The central node of the heat shock response is a transcription factor known as heat shock factor 1 (HSF1).

“It’s the switch,” according to Santagata.

HSF1 regulates the expression of a host of genes involved in not only the heat shock response, but also cell survivability as a whole.

Stress Survival

What do the heat shock response and HSF1 have to do with cancer? Santagata explains that “malignant transformation is stress-inducing,” much like high temperatures. During malignant transformation, there is increased production of proteins, which can result in structural errors during folding. Moreover, the overall ratio of proteins is disrupted, as there are too many of some and too few of others.

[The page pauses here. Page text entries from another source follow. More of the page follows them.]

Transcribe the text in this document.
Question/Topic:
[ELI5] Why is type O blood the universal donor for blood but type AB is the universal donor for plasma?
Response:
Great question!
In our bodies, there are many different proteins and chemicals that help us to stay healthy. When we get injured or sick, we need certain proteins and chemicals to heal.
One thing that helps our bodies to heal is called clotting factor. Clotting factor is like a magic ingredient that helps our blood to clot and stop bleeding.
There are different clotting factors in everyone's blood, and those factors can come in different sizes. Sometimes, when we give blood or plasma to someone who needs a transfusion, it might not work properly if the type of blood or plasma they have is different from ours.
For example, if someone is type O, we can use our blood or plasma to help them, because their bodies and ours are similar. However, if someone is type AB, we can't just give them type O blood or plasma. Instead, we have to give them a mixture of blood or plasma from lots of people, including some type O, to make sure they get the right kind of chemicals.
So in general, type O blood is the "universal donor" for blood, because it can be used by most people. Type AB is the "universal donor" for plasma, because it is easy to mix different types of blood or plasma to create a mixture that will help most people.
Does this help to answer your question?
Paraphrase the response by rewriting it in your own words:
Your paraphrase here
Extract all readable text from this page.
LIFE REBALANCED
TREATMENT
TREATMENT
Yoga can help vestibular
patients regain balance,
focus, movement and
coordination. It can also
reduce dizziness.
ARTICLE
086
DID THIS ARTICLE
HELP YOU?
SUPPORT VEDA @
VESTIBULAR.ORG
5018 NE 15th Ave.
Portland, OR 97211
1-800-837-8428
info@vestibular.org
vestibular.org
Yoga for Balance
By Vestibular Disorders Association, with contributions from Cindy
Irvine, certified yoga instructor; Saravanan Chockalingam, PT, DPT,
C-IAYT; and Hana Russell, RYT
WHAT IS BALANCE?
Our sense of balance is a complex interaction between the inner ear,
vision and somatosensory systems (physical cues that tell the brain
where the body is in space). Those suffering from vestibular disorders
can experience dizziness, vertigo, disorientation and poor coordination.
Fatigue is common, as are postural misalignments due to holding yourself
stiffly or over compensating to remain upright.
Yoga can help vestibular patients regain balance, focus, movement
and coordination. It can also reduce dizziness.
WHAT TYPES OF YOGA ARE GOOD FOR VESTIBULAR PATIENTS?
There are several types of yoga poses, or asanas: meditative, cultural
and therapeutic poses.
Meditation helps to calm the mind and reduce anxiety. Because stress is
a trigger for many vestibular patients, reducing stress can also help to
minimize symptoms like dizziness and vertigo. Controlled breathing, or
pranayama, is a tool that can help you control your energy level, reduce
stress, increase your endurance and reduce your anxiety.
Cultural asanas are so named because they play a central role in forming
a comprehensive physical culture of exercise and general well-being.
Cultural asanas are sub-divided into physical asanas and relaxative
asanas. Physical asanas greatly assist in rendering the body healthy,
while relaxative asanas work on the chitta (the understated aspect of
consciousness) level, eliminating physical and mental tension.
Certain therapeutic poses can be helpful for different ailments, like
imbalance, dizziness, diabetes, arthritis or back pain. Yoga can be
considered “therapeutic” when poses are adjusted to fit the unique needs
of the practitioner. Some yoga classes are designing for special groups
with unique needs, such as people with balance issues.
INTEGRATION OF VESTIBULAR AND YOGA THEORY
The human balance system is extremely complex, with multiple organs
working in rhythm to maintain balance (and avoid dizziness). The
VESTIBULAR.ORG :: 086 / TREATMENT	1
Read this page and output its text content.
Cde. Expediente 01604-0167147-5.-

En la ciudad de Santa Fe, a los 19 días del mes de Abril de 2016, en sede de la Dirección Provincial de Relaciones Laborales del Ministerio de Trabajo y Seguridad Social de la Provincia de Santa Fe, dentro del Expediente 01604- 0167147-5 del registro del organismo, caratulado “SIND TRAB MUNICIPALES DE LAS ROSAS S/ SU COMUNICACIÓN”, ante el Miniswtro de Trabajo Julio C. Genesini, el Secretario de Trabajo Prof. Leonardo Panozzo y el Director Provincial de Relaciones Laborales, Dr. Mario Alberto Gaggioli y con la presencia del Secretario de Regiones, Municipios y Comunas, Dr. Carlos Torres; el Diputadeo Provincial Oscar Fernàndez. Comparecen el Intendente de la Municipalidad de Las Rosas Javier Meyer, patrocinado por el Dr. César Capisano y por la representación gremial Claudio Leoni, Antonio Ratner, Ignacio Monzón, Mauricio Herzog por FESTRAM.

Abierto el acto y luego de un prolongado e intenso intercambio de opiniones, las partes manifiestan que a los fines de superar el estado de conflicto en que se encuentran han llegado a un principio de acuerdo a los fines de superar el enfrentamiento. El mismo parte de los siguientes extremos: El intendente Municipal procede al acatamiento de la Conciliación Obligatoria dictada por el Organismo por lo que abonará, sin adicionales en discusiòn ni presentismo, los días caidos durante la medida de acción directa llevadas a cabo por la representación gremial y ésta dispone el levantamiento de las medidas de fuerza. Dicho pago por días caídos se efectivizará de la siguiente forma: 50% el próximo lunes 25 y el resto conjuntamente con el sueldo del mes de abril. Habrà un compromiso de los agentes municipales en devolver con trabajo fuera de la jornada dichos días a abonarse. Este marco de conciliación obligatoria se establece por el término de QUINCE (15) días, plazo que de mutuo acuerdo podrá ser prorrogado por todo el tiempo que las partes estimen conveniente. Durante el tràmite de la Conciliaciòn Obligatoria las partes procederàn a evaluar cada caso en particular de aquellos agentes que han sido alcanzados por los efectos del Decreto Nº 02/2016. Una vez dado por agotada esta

Accordingly, the cancer cell has to adapt to the protein stress. One way it does this is by co-opting the heat shock response and HSF1. The primary aim of the Santagata lab is to better understand how early this response turns on and the mechanisms that activate it, and then finding ways to turn it off. Because many different types of cancers co-opt HSF1, understanding this particular protective system could have profound implications as a generalizable approach for treating cancer.

So far, the answers appear to involve chromosomal amplification and mechanisms that disrupt the expression and modification of proteins. Interestingly, this pathway also confers therapeutic resistance on cancer cells, a dilemma for patients. Therapies stress the cancer cell in a manner similar to high temperature, thus engaging the heat shock response. In connecting his research to the clinic, Santagata is looking for compounds that hit chaperones and investigating ways to turn off HSF1 via pathway intermediates.

That a cancer cell can hijack an ancient and typically beneficial pathway to promote its survival and growth in the face of self-induced stress is a testament to the insidiousness of the disease. Inappropriate activation of the heat shock response during transformation is a textbook problem of the seemingly controlled cellular deregulation in cancer. But Santagata and his team are determined to face the challenge head on. He hopes that with the findings he has gathered surrounding this anti-stress mechanism, novel, effective cancer treatments will one day be developed.

“If we could block HSF1 and downstream targets then we could disable the malignant process,” said Santagata.